I further agree, ..., to immediately execute an allotment of 90% of my basic pay and allowances, ..., said allotment to be for the use and benefit of my wife and children and to continue through the length of my confinement, or until any adjudged punitive discharge is approved and executed ..., or until I separate from the Air Force under any other circumstances, whichever comes first.
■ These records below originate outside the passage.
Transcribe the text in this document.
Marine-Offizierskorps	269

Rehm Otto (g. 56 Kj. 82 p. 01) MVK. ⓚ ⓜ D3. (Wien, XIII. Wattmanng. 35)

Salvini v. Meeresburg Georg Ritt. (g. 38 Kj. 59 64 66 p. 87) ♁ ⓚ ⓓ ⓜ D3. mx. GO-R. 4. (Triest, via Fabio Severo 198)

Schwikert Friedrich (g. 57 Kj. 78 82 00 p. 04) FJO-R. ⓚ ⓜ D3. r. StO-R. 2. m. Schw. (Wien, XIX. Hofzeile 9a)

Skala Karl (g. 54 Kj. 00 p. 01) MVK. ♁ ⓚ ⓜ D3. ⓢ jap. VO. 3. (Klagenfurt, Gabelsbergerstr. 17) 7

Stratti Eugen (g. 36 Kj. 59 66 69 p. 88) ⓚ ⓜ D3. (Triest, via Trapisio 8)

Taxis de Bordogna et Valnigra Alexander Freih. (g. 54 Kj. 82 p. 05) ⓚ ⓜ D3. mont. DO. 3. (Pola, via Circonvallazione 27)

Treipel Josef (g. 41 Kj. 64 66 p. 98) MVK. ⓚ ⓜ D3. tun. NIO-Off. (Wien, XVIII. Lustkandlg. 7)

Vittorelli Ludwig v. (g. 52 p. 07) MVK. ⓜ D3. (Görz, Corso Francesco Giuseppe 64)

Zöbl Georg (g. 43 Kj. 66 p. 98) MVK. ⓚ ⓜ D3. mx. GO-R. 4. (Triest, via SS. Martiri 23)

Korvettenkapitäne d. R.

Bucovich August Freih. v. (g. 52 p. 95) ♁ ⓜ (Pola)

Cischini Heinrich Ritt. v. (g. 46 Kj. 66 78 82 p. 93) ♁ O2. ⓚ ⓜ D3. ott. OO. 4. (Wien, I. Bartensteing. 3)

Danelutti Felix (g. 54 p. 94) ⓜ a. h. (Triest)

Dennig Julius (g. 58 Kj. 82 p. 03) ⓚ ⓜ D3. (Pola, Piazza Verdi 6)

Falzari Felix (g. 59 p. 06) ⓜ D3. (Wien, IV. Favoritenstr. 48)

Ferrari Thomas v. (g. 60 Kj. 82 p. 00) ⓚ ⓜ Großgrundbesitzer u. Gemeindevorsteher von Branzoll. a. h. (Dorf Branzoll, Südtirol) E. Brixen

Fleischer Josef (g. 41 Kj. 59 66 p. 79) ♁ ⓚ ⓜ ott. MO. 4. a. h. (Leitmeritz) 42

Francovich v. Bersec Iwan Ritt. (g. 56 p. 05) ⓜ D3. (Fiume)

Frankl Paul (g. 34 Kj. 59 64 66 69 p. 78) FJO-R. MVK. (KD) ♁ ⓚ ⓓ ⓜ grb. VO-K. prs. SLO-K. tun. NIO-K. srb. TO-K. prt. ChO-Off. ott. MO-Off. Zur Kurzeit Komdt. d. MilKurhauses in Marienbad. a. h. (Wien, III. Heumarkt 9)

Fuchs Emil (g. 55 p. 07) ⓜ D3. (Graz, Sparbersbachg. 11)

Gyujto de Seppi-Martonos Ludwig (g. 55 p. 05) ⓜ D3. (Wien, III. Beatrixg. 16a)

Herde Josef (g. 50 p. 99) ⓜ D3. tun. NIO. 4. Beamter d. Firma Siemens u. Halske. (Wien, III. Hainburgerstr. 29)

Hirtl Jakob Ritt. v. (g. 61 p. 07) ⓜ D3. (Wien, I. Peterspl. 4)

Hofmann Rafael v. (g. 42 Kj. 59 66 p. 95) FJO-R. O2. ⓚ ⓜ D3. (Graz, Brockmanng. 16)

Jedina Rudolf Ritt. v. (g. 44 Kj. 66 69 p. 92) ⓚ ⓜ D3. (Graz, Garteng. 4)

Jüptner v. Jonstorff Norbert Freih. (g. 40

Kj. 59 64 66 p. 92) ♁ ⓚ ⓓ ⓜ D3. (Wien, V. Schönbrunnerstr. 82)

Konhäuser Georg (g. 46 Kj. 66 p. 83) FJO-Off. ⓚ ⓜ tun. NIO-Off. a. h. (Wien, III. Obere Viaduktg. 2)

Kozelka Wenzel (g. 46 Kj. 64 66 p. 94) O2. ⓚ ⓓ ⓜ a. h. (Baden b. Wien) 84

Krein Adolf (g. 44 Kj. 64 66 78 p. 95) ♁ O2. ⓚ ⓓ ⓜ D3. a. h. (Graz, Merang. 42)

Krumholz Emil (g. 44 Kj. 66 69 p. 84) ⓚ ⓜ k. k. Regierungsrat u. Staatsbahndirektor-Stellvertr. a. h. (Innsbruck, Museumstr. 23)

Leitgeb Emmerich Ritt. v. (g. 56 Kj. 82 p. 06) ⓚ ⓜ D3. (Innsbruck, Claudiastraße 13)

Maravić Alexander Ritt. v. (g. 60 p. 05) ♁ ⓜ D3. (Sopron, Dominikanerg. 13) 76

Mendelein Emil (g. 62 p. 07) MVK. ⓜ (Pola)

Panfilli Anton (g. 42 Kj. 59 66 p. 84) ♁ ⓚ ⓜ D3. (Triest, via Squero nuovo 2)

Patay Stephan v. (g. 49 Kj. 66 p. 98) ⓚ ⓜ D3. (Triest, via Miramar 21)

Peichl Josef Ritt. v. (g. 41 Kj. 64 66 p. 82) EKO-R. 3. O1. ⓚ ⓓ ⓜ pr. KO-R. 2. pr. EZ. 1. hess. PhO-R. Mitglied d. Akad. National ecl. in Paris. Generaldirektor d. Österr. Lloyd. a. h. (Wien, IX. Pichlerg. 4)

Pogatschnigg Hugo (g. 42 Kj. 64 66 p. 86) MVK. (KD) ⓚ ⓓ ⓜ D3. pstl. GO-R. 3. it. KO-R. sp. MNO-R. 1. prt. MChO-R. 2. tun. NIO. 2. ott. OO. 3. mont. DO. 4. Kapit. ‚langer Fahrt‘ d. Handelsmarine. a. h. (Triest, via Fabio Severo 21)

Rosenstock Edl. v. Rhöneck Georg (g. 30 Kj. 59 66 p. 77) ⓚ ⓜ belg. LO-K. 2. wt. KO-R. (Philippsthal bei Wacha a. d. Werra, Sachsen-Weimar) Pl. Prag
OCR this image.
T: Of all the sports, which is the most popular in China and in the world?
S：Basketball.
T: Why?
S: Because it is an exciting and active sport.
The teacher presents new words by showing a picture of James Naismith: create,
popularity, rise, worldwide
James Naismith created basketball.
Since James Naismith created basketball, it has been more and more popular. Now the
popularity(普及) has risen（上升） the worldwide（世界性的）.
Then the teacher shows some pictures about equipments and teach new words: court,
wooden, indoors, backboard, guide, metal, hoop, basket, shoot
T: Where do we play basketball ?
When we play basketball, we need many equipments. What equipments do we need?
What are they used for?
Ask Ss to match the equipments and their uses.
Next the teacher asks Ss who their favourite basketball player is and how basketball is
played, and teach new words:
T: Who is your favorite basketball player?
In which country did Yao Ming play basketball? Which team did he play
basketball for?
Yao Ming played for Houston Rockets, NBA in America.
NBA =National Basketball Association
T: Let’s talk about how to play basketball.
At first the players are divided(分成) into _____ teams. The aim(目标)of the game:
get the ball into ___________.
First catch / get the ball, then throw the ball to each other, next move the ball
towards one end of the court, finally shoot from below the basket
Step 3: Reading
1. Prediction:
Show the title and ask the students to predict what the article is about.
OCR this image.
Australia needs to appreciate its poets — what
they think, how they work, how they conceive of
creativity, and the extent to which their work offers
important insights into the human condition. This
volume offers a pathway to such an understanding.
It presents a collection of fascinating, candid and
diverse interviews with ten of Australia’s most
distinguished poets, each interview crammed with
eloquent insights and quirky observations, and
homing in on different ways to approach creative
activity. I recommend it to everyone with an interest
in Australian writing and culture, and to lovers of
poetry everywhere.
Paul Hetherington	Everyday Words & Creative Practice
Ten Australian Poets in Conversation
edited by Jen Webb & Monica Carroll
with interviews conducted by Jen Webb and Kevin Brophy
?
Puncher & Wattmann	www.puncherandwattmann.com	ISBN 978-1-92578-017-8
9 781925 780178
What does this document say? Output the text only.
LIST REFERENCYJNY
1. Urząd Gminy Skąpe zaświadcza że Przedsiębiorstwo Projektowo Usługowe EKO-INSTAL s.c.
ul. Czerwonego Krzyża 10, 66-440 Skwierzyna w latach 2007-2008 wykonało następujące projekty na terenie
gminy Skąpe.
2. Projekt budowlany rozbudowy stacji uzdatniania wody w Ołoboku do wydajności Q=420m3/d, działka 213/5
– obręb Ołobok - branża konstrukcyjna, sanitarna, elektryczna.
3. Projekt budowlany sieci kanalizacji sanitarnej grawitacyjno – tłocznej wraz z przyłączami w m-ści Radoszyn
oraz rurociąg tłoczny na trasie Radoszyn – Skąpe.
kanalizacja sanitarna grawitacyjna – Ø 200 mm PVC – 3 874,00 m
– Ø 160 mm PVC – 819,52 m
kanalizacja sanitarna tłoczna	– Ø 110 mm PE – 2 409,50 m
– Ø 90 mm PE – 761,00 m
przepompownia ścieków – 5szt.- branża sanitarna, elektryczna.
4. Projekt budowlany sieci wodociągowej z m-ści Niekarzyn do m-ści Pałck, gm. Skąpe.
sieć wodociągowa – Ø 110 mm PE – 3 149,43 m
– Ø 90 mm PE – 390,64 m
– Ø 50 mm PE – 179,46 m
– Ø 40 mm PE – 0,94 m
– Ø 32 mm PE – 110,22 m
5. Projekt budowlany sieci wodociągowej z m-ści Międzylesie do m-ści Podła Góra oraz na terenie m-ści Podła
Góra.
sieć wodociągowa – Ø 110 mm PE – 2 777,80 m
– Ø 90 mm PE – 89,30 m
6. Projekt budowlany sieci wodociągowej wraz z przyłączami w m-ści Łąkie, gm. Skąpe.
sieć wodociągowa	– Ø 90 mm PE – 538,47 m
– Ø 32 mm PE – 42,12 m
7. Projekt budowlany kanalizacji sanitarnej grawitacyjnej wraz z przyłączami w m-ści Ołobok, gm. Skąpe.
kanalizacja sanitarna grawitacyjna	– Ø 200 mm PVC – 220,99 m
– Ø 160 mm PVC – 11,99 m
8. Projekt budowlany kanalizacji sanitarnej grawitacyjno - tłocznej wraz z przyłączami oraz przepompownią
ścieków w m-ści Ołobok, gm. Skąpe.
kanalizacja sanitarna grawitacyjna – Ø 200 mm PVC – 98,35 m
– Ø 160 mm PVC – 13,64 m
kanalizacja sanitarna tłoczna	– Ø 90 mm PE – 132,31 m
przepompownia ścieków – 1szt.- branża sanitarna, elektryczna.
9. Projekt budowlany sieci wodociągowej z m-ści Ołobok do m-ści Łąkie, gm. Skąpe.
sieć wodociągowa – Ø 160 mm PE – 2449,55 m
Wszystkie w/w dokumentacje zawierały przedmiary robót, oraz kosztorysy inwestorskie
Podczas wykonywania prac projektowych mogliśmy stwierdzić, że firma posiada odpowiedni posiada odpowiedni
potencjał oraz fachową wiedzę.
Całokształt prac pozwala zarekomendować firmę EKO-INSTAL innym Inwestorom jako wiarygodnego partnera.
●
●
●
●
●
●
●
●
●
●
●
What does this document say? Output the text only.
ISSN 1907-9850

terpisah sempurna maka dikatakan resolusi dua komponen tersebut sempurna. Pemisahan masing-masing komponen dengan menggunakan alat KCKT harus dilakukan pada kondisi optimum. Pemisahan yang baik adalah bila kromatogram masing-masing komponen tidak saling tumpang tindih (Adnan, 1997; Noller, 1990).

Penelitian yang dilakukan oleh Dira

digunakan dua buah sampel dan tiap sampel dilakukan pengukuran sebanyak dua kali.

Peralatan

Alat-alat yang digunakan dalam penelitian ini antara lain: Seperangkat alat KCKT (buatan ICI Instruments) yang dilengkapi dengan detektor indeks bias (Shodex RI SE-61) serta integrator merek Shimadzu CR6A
I further agree that if at any time after the execution of this agreement, should I terminate or reduce this allotment in any way, the officer then exercising general court-martial jurisdiction over myself may vacate the suspension of any adjudged forfeitures, fine and/or reduction in rank,____

(Emphasis added.) The offer is examined by the trial judge during the inquiry into providence of the pleas, and this language had the practical effect of informing the military judge, before he adjudged a sentence, that any forfeitures, fine, or reduction in rank he might impose would be suspended by the convening authority. While a military judge in a judge alone trial should not examine any sentence limitation contained in the agreement until after he announces the adjudged sentence, such an examination is not prohibited. See United States v. Villa, 19 U.S.C.M.A. 564, 42 C.M.R. 166 (1970); United States v. Green, 1 M.J. 453 (C.M.A.1976); United States v. Phillipson, 30 M.J. 1019 (A.F.C.M.R.1990), pet. denied, 32 M.J. 302 (C.M.A.1991); R.C.M. 910(f)(3).

. One shudders at the thought of explaining how this action came to pass. It is possible in this era of word-processing that a clerical worker simply left or chose the wrong word. It is also possible that the convening authority intended to defer execution of the reduction. We find no authority for deferring execution of a reduction. Cf. Article 57(c) (effective dates) & (d) (deferment of confinement), UCMJ, 10 U.S.C. § 857(d) (1988); R.C.M. 1101(c) (deferment of confinement).